Many quantum sensors (and some forms of quantum computers) can be achieved using atoms such as rubidium or cesium with exceptional spectral properties. Robust and compact vapour cells containing these atoms can be made relatively cheaply in high volumes creating the possibility of inexpensive and deployable quantum sensors for applications in navigation, precision timing and magnetic field sensing to name just a few. This is the business of our partner Infleqtion. To read such a sensor, you need a very sophisticated laser system (such as those made by MOGLabs) which can be large, fragile and expensive. While well suited for laboratory experiments, these laser systems could not be deployed in applications such as self-driving cars or autonomous robots for advanced manufacturing.

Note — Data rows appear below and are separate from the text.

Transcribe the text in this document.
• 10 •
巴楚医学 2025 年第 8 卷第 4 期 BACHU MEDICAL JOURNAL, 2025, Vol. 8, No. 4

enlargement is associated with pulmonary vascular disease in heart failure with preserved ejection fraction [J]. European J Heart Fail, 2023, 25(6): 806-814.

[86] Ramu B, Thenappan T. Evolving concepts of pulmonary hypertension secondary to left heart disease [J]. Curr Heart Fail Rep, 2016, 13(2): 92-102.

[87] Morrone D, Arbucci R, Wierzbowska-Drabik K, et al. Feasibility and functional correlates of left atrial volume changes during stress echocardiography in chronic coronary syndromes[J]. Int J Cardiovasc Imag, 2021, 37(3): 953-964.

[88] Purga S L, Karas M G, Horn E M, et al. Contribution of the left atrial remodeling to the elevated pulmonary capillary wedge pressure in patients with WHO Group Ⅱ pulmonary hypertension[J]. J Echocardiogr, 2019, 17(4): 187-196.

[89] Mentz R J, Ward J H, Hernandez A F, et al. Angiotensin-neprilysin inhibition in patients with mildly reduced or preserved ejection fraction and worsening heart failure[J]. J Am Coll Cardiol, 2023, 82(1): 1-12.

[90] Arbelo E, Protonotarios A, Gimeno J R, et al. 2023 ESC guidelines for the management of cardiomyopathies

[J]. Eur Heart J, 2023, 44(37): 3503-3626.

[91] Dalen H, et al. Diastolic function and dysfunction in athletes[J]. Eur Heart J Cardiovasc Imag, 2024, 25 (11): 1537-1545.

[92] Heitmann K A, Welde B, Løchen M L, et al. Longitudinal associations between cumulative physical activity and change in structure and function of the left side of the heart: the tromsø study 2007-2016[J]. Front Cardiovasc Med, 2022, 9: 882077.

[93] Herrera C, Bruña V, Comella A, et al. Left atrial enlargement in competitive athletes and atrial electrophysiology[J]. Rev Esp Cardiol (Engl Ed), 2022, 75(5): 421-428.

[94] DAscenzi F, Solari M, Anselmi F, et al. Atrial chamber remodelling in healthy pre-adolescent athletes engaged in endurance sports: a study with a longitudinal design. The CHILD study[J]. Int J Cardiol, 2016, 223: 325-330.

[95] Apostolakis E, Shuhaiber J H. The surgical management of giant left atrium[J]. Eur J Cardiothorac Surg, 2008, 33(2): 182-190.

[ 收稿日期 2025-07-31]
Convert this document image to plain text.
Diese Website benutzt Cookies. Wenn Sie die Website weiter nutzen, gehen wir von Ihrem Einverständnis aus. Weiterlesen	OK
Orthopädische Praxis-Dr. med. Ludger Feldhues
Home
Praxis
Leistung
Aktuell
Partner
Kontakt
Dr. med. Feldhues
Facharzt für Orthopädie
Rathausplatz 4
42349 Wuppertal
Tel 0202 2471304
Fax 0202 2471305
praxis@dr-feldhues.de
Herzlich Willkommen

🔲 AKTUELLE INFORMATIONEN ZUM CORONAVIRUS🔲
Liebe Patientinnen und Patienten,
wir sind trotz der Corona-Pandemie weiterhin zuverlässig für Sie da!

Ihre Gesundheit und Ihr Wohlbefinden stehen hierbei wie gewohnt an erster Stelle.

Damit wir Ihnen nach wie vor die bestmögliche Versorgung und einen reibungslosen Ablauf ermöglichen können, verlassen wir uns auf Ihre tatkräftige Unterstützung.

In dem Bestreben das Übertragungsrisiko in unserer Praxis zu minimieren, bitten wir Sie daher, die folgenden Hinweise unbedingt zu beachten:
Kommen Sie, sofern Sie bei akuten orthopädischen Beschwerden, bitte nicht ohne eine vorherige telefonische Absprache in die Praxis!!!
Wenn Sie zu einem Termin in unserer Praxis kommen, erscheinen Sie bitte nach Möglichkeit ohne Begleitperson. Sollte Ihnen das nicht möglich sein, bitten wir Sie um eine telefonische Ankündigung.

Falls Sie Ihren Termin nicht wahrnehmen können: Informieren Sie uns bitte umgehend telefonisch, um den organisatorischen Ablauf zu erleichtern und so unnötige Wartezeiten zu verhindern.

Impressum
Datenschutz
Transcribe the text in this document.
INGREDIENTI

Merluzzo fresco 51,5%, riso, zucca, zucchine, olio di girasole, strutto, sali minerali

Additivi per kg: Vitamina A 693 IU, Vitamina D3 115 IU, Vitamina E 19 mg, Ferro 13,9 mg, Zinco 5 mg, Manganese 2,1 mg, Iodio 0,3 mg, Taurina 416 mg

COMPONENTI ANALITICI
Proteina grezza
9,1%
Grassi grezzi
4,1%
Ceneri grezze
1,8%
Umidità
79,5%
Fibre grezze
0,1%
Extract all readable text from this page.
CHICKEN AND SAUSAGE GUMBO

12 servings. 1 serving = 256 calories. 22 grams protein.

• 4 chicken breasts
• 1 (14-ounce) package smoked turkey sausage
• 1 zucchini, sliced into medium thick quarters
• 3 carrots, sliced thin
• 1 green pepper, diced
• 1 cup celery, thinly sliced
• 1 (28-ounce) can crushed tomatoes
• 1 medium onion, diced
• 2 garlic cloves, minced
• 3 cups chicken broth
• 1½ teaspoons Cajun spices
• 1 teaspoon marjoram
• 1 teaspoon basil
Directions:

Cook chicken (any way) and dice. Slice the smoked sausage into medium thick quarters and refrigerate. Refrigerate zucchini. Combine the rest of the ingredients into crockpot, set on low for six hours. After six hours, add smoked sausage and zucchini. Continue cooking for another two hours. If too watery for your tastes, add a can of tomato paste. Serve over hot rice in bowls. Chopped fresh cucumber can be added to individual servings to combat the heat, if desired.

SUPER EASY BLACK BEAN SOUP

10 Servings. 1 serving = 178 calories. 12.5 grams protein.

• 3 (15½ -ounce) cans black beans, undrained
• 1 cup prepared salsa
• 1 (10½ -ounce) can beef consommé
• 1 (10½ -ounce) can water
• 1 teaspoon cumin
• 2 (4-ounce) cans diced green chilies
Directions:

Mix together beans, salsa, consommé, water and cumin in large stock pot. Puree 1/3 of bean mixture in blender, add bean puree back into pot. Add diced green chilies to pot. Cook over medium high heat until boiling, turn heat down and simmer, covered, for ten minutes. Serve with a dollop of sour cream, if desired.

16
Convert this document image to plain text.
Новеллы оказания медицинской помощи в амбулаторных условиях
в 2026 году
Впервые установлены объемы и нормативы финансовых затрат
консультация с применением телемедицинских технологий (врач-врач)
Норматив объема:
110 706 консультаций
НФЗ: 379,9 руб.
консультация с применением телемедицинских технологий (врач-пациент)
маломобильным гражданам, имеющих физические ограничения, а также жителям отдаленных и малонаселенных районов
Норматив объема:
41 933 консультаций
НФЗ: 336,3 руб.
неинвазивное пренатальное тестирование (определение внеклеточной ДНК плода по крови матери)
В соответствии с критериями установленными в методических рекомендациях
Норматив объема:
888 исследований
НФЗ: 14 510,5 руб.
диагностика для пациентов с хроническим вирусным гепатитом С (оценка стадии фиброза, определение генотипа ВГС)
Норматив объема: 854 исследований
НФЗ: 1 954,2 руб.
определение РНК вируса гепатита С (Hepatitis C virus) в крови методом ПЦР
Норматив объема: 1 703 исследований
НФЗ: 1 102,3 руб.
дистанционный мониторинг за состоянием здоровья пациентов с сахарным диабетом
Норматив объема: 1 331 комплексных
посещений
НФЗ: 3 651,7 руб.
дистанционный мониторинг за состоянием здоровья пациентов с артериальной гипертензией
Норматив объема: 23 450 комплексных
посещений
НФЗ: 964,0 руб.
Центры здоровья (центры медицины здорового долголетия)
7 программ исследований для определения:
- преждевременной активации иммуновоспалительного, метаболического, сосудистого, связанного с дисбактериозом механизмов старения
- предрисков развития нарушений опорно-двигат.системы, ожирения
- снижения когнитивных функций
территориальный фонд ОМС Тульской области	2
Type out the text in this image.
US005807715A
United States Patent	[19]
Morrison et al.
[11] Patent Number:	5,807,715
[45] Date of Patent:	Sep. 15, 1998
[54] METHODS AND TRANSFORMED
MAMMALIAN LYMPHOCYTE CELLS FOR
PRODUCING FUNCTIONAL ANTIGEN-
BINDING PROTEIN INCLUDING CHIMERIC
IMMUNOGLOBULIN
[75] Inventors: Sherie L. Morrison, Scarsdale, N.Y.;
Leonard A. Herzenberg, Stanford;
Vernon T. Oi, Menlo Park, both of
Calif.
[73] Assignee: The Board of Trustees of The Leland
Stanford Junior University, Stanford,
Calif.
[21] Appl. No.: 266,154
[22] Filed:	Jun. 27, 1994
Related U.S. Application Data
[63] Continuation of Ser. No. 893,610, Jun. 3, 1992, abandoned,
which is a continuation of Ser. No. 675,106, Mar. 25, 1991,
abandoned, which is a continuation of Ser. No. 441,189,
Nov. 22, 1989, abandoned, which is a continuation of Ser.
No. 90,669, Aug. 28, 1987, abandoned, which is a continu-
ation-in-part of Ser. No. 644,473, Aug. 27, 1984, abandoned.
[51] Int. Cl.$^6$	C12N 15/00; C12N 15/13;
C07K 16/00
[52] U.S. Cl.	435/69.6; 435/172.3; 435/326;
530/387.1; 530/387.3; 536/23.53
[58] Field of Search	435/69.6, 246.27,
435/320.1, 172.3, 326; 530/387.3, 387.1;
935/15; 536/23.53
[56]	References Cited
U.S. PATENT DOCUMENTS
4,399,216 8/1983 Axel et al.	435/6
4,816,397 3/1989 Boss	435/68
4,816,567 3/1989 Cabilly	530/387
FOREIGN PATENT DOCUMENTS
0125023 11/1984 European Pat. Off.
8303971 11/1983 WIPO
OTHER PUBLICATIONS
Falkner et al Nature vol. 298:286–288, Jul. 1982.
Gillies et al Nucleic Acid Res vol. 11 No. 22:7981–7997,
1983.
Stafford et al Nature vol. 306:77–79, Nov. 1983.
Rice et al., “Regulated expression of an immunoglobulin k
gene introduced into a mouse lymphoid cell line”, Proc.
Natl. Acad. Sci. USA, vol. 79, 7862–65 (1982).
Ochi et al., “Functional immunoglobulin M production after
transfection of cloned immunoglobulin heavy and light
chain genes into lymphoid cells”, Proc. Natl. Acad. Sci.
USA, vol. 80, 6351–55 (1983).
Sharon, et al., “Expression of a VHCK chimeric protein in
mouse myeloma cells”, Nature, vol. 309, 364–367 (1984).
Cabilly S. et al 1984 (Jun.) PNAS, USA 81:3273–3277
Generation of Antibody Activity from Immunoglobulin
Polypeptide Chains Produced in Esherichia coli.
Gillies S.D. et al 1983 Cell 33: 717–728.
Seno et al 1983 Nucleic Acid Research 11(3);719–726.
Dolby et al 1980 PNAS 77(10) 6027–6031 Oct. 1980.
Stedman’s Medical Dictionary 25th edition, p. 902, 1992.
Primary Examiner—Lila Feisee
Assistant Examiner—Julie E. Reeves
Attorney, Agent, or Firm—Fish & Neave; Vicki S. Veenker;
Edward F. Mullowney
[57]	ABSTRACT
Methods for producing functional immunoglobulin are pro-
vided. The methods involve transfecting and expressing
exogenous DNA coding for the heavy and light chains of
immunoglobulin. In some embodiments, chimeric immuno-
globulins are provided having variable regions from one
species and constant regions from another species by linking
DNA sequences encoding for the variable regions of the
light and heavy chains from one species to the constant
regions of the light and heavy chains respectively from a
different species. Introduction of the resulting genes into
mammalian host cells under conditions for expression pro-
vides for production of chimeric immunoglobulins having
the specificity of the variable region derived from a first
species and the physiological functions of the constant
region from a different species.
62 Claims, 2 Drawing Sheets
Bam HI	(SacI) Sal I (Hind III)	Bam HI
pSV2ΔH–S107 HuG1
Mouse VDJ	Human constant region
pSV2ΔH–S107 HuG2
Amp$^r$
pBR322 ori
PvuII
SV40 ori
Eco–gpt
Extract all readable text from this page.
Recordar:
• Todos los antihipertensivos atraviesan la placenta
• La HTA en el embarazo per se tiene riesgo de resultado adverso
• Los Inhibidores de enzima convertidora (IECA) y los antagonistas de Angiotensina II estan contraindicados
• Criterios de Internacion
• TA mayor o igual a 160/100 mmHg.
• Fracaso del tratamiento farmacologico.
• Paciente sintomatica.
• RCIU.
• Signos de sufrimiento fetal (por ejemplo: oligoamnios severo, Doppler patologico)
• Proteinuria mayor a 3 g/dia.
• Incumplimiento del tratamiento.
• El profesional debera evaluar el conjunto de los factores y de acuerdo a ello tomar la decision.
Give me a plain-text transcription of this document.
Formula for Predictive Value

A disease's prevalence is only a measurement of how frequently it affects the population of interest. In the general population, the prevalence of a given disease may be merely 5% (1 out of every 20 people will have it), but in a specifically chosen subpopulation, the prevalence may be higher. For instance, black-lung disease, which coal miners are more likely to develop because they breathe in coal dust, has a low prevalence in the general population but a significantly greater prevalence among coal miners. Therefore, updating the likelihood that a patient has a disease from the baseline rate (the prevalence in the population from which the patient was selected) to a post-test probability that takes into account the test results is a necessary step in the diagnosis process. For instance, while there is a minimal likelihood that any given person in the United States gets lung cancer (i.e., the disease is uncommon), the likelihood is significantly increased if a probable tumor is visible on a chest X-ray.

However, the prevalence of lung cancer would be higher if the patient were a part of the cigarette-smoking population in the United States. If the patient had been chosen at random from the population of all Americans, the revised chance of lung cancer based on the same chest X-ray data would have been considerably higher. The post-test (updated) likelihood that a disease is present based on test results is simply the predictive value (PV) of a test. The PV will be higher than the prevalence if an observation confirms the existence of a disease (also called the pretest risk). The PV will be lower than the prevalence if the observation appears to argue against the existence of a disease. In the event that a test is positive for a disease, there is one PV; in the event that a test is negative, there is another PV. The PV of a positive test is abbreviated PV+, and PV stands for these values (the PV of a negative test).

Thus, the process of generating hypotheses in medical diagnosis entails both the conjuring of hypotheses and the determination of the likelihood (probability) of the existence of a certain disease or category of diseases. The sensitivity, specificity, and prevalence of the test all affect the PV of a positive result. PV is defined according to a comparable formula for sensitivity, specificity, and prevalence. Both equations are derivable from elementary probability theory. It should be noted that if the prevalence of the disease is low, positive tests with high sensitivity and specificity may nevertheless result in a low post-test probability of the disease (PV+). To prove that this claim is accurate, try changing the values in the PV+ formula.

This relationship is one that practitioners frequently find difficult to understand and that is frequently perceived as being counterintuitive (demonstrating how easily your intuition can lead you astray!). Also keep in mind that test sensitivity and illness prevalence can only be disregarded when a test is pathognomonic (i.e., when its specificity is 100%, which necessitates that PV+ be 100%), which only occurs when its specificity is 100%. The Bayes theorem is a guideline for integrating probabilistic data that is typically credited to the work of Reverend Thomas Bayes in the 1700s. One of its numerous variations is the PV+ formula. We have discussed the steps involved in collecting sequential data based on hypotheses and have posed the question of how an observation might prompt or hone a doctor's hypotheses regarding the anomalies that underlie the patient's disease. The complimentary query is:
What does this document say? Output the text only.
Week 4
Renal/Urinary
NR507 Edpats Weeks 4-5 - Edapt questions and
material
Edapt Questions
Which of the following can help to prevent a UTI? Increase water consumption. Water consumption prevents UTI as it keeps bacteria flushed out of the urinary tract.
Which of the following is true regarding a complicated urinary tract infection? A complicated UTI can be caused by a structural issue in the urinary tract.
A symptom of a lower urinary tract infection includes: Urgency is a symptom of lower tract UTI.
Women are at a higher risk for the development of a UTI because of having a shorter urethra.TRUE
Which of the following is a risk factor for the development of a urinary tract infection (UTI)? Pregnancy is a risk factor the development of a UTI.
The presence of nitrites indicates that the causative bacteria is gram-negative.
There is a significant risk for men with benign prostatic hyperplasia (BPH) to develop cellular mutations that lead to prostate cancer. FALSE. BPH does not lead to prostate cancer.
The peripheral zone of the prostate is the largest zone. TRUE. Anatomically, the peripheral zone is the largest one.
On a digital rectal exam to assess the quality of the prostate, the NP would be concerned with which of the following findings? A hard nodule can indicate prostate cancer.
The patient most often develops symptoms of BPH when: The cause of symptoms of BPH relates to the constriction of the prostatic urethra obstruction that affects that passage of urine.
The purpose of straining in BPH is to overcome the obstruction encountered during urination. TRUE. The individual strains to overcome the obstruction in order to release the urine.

Recently there have been major advances in photonic integrated circuits. Hybrid integration has made it possible to combine the semiconductor materials required for lasers, with waveguide circuits and high-speed modulators to make these lasers precise and tunable - all the functionalities required to read quantum sensors. This project will explore interfacing the semiconductor materials made by Centre Director Solomon and interface them with CI Mitchell's photonic integrated circuit platforms to make an integrated tunable laser that can be used to read Infleqtion's quantum sensors with PI Rabeau. We will coordinate with CI Rubenstein-Dunlop and PI Scholten from MOGLabs to ensure these chips complement high-end laboratory grade quantum lasers and systems, expanding the Australian made quantum sensing ecosystem.